The Benefit of Engaging with a Third-Party Service
When portfolio companies’ shipping metrics are divergent, as they often are in private equity and venture capital engagements, developing a negotiation strategy that meets the needs of individual companies is critical. Since companies’ cost drivers differ, a single strategy is not always the optimal solution. enVista’s ability to provide the necessary data analytics to evaluate the validity of a single- or multi-prong strategy led to superior contract analysis and negotiation results.
In addition, when equity firms with multiple operational companies are involved in a negotiation, an expert and objective third-party can better manage the process and streamline communication between the equity firm and the carriers. Using enVista as this third-party also meant that each individual operating company’s shipping data and information remained confidential. With enVista acting as a facilitator, each group could individually and confidentially identify their distinct operational issues.

The Result
Multiple operating company engagements are challenging by nature. The number of stakeholders involved, as well as divergent shipping models and corporate goals makes a project of this nature especially complex. enVista expertly developed a strategy that met the individual needs of the participating operating companies as well as achieving the objectives of the parent entity.

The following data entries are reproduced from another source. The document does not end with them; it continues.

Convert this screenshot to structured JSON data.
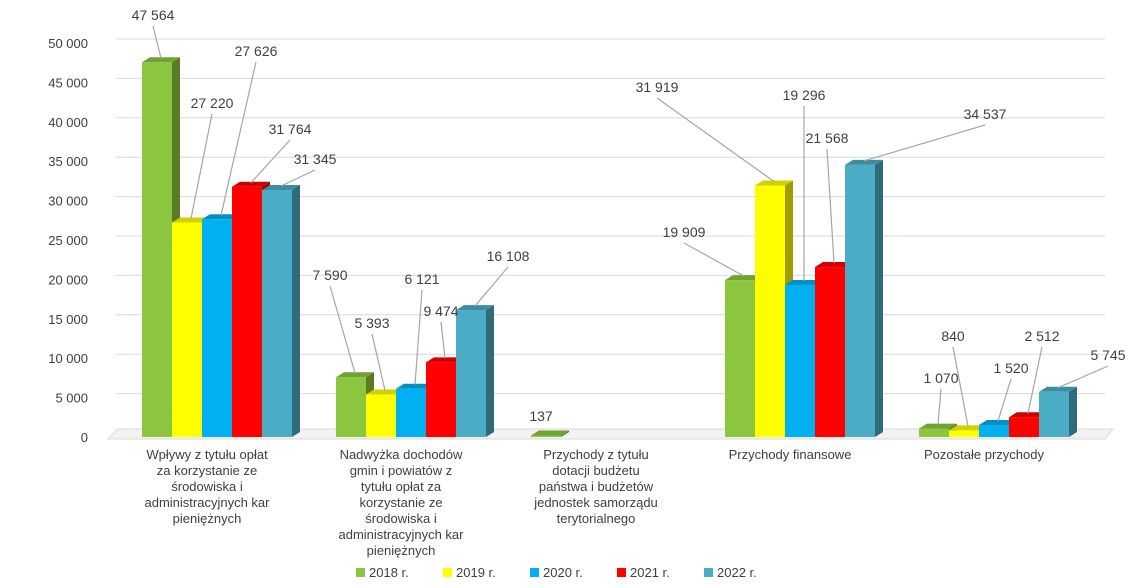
{
  "chart_data": {
    "type": "bar",
    "categories": [
      "Wpływy z tytułu opłat za korzystanie ze środowiska i administracyjnych kar pieniężnych",
      "Nadwyżka dochodów gmin i powiatów z tytułu opłat za korzystanie ze środowiska i administracyjnych kar pieniężnych",
      "Przychody z tytułu dotacji budżetu państwa i budżetów jednostek samorządu terytorialnego",
      "Przychody finansowe",
      "Pozostałe przychody"
    ],
    "category_lines": [
      [
        "Wpływy z tytułu opłat",
        "za korzystanie ze",
        "środowiska i",
        "administracyjnych kar",
        "pieniężnych"
      ],
      [
        "Nadwyżka dochodów",
        "gmin i powiatów z",
        "tytułu opłat za",
        "korzystanie ze",
        "środowiska i",
        "administracyjnych kar",
        "pieniężnych"
      ],
      [
        "Przychody z tytułu",
        "dotacji budżetu",
        "państwa i budżetów",
        "jednostek samorządu",
        "terytorialnego"
      ],
      [
        "Przychody finansowe"
      ],
      [
        "Pozostałe przychody"
      ]
    ],
    "series": [
      {
        "name": "2018 r.",
        "color": "#8CC63F",
        "values": [
          47564,
          7590,
          137,
          19909,
          1070
        ],
        "labels": [
          "47 564",
          "7 590",
          "137",
          "19 909",
          "1 070"
        ]
      },
      {
        "name": "2019 r.",
        "color": "#FFFF00",
        "values": [
          27220,
          5393,
          null,
          31919,
          840
        ],
        "labels": [
          "27 220",
          "5 393",
          "",
          "31 919",
          "840"
        ]
      },
      {
        "name": "2020 r.",
        "color": "#00B0F0",
        "values": [
          27626,
          6121,
          null,
          19296,
          1520
        ],
        "labels": [
          "27 626",
          "6 121",
          "",
          "19 296",
          "1 520"
        ]
      },
      {
        "name": "2021 r.",
        "color": "#FF0000",
        "values": [
          31764,
          9474,
          null,
          21568,
          2512
        ],
        "labels": [
          "31 764",
          "9 474",
          "",
          "21 568",
          "2 512"
        ]
      },
      {
        "name": "2022 r.",
        "color": "#4BACC6",
        "values": [
          31345,
          16108,
          null,
          34537,
          5745
        ],
        "labels": [
          "31 345",
          "16 108",
          "",
          "34 537",
          "5 745"
        ]
      }
    ],
    "yticks": [
      "0",
      "5 000",
      "10 000",
      "15 000",
      "20 000",
      "25 000",
      "30 000",
      "35 000",
      "40 000",
      "45 000",
      "50 000"
    ],
    "ylim": [
      0,
      50000
    ],
    "grid": true,
    "legend": "bottom",
    "xlabel": "",
    "ylabel": "",
    "title": ""
  }
}
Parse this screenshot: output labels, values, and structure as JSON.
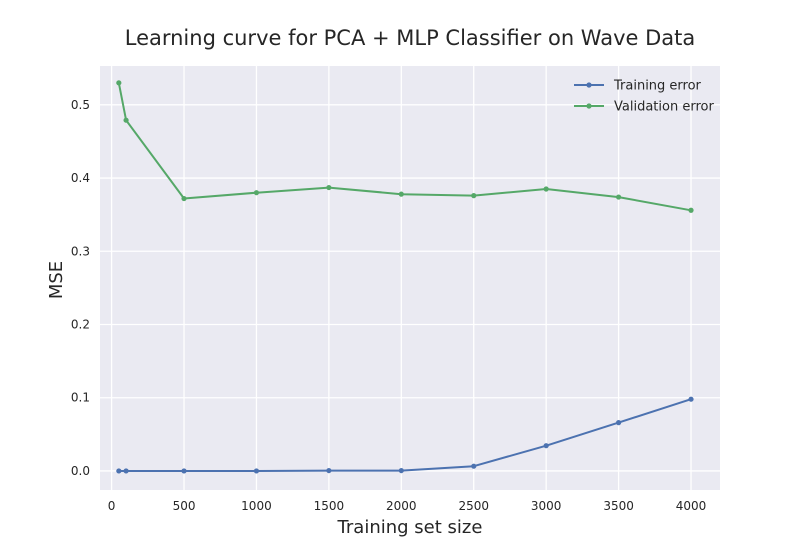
{
  "chart_data": {
    "type": "line",
    "title": "Learning curve for PCA + MLP Classifier on Wave Data",
    "xlabel": "Training set size",
    "ylabel": "MSE",
    "xlim": [
      -80,
      4200
    ],
    "ylim": [
      -0.026,
      0.553
    ],
    "xticks": [
      0,
      500,
      1000,
      1500,
      2000,
      2500,
      3000,
      3500,
      4000
    ],
    "yticks": [
      0.0,
      0.1,
      0.2,
      0.3,
      0.4,
      0.5
    ],
    "xtick_labels": [
      "0",
      "500",
      "1000",
      "1500",
      "2000",
      "2500",
      "3000",
      "3500",
      "4000"
    ],
    "ytick_labels": [
      "0.0",
      "0.1",
      "0.2",
      "0.3",
      "0.4",
      "0.5"
    ],
    "grid": true,
    "legend_position": "top-right",
    "series": [
      {
        "name": "Training error",
        "color": "#4c72b0",
        "x": [
          50,
          100,
          500,
          1000,
          1500,
          2000,
          2500,
          3000,
          3500,
          4000
        ],
        "y": [
          0.0,
          0.0,
          0.0,
          0.0,
          0.0005,
          0.0005,
          0.0065,
          0.0345,
          0.066,
          0.098
        ]
      },
      {
        "name": "Validation error",
        "color": "#55a868",
        "x": [
          50,
          100,
          500,
          1000,
          1500,
          2000,
          2500,
          3000,
          3500,
          4000
        ],
        "y": [
          0.53,
          0.479,
          0.372,
          0.38,
          0.387,
          0.378,
          0.376,
          0.385,
          0.374,
          0.356
        ]
      }
    ]
  }
}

Improvements were made to the agreements for all modes, providing the client with extra protection from rate increases, improved adherence to best practices, and better insurance and indemnification terms. The truckload and intermodal participants also significantly reduced the number of total carriers through enVista’s selection process. In addition to analyzing the client’s freight transportation, enVista also negotiated new parcel agreements.

Deploying a proven analysis methodology, enVista successfully exceeded the project goal to reduce overall cost without negatively impacting service. In total, enVista saved the client more than $10 million in annual shipping costs. Dozens of project deliverables included a pro-forma truckload agreement, the final negotiated agreements, shipper-specific parcel, truckload, and intermodal analyses, and final negotiated rate sheets.